Hoje (08/10), na reunião do Fórum Brasileiro de Mudanças Climáticas (FBMC), no Rio de Janeiro, o plano setorial da Agricultura para reduzir as emissões de gases-estufa pode ser fechado. Se isso ocorrer, será o primeiro plano setorial a decolar entre os cinco que o Brasil se comprometeu a fazer ao divulgar as metas voluntárias nacionais em novembro de 2009, pouco antes da conferência do clima de Copenhague. Tem 60 páginas e alguns eixos que estimulam o sistema de plantio direto, mudanças no financiamento agrícola, transferência de tecnologia para os produtores e o aproveitamento energético a partir de dejetos de animais.
No item do financiamento agrícola, a ideia é abrir linhas que financiem sistemas e não apenas lavouras. “Não é para financiar só a lavoura de soja ou de milho, mas o sistema integrado, que pode ser lavoura e pecuária, por exemplo”, diz o pesquisador Eduardo Assad, da Embrapa Informática. Além de ser um formato mais moderno, o sistema integrado permite que o saldo entre as emissões produzidas e o sequestro de gases-estufa que ocorre quando as plantas crescem, possa ser positivo. “Um boi produz, em média, 1,8 tonelada de CO2 equivalente ao ano e um bom pasto, retira três toneladas de CO2equivalente”, exemplifica Assad. Nessa conta, sobra 1,2 tonelada que pode ser vendida no mercado de carbono no futuro.
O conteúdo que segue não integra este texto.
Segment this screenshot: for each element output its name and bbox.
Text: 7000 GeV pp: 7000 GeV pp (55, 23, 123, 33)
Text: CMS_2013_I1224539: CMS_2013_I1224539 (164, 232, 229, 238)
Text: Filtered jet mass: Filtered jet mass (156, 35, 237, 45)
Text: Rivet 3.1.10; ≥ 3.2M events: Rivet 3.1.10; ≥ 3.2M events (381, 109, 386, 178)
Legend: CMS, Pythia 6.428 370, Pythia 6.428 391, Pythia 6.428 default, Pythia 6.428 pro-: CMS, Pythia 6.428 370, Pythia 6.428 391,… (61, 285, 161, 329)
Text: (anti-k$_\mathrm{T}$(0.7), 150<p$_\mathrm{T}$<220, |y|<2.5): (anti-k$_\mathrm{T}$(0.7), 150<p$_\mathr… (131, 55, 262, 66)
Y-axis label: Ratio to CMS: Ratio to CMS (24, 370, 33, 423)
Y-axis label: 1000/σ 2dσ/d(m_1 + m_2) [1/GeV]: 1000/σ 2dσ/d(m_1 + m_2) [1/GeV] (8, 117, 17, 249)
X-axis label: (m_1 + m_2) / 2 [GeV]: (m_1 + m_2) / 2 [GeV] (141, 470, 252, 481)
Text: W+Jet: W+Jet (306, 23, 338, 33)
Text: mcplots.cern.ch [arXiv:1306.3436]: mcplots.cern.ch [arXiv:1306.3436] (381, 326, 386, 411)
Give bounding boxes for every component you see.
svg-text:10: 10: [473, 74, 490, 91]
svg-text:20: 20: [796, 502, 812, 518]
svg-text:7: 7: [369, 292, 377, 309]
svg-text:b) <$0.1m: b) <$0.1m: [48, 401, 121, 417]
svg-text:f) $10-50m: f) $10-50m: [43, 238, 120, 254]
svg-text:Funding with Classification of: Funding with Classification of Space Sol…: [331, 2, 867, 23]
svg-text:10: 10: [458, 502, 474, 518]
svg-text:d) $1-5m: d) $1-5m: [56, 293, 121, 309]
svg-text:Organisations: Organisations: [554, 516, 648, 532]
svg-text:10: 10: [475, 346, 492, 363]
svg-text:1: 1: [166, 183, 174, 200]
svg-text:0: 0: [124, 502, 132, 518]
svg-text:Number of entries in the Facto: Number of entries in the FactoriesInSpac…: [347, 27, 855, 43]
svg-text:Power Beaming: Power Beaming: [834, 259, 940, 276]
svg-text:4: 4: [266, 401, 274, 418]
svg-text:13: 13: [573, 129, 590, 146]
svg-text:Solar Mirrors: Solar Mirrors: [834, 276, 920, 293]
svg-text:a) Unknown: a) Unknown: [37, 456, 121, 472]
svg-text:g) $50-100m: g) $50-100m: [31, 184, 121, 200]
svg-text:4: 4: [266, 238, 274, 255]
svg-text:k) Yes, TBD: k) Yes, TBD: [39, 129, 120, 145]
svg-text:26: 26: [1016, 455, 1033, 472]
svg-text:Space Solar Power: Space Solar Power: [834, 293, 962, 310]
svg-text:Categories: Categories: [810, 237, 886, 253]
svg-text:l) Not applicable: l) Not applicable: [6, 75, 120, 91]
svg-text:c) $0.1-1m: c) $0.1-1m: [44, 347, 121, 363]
O plano setorial segue nessa toada. Dejetos de suínos devem virar matéria-prima para produção de biogás. Em outra ponta, a intenção é ampliar as florestas plantadas em 3 milhões de hectares. A estratégia também procura estimular a transferência de tecnologia ao produtor e o plantio direto na palha da cana, soja, milho e feijão. Há ainda um mecanismo que inocula uma bactéria na semente da planta e permite que ela retire o nitrogênio do ar. No sistema tradicional, o agricultor joga fertilizante e nesta operação se produz NOx, um gás-estufa 296 vezes mais forte que o CO2. Nesse novo sistema, com a bactéria, o processo se inverte.
No início dos trabalhos, a proposta de mitigação de gases-estufa da Agricultura reuniu técnicos do ministério e da Embrapa, mas depois se ampliou. Hoje também concentra entidades de classe como a Confederação Nacional da Agricultura (CNA) e a Confederação Nacional dos Trabalhadores na Agricultura (Contag) entre outras, além de ONGs como o WWF-Brasil. A coordenação de todos os planos setoriais (há o da energia, do desmatamento da Amazônia e do Cerrado e também do setor siderúrgico) cabe à Casa Civil.
“Nós não admitimos a possibilidade de parar de crescer”, disse ontem em seminário em São Paulo Tereza Campello, que coordena o plano setorial da Agricultura. Ela deu os números: o setor agrícola responde por 25,6% do Produto Interno Bruto e por quase 22% das emissões do país. Se nesse porcentual for somado o desmatamento da Amazônia e de outros biomas, na rubrica conhecida como “uso da terra”, somam-se quase 58% das emissões. “Nossa agenda de crescimento tem que ser adequada com o compromisso de reduzir emissões”, continuou ela. Tereza repetiu a máxima de que a mudança climática tem que ser encarada pelo Brasil como uma oportunidade. “Se não for assim, será limitadora. Podemos ter no futuro que lidar com barreiras alfandegárias justas ou injustas que vão nos impor por conta da agenda do clima.”
O advogado Guarany Osorio, especialista na arquitetura legal climática que está se montando no Brasil, indicou os buracos deste queijo suíço, no evento “Rumo às baixas emissões da agropecuária brasileira”, promovido pelo Instituto de Pesquisa Ambiental da Amazônia – IPAM e o Centro de Estudos em Sustentabilidade da Fundação Getúlio Vargas. No contexto nacional, o país tem hoje um plano, uma política e um fundo nacional sobre mudança do clima, mas os fios estão desamarrados. Referindo-se à meta de corte de emissões de 36,1% a 38,9% até 2020 que o governo divulgou em 2009, Osório questionou: “Como vai se computar a meta de São Paulo, por exemplo? O Brasil terá uma conta única? Qual será a estrutura governamental para cuidar do tema?”. O pesquisador Daniel Nepstad, do Ipam, assinalou que o Brasil tem que ter ” uma política nacional integrada que traga benefícios para os produtores que fazem a coisa certa no chão. Porque, sem o produtor, nada disto irá para frente”.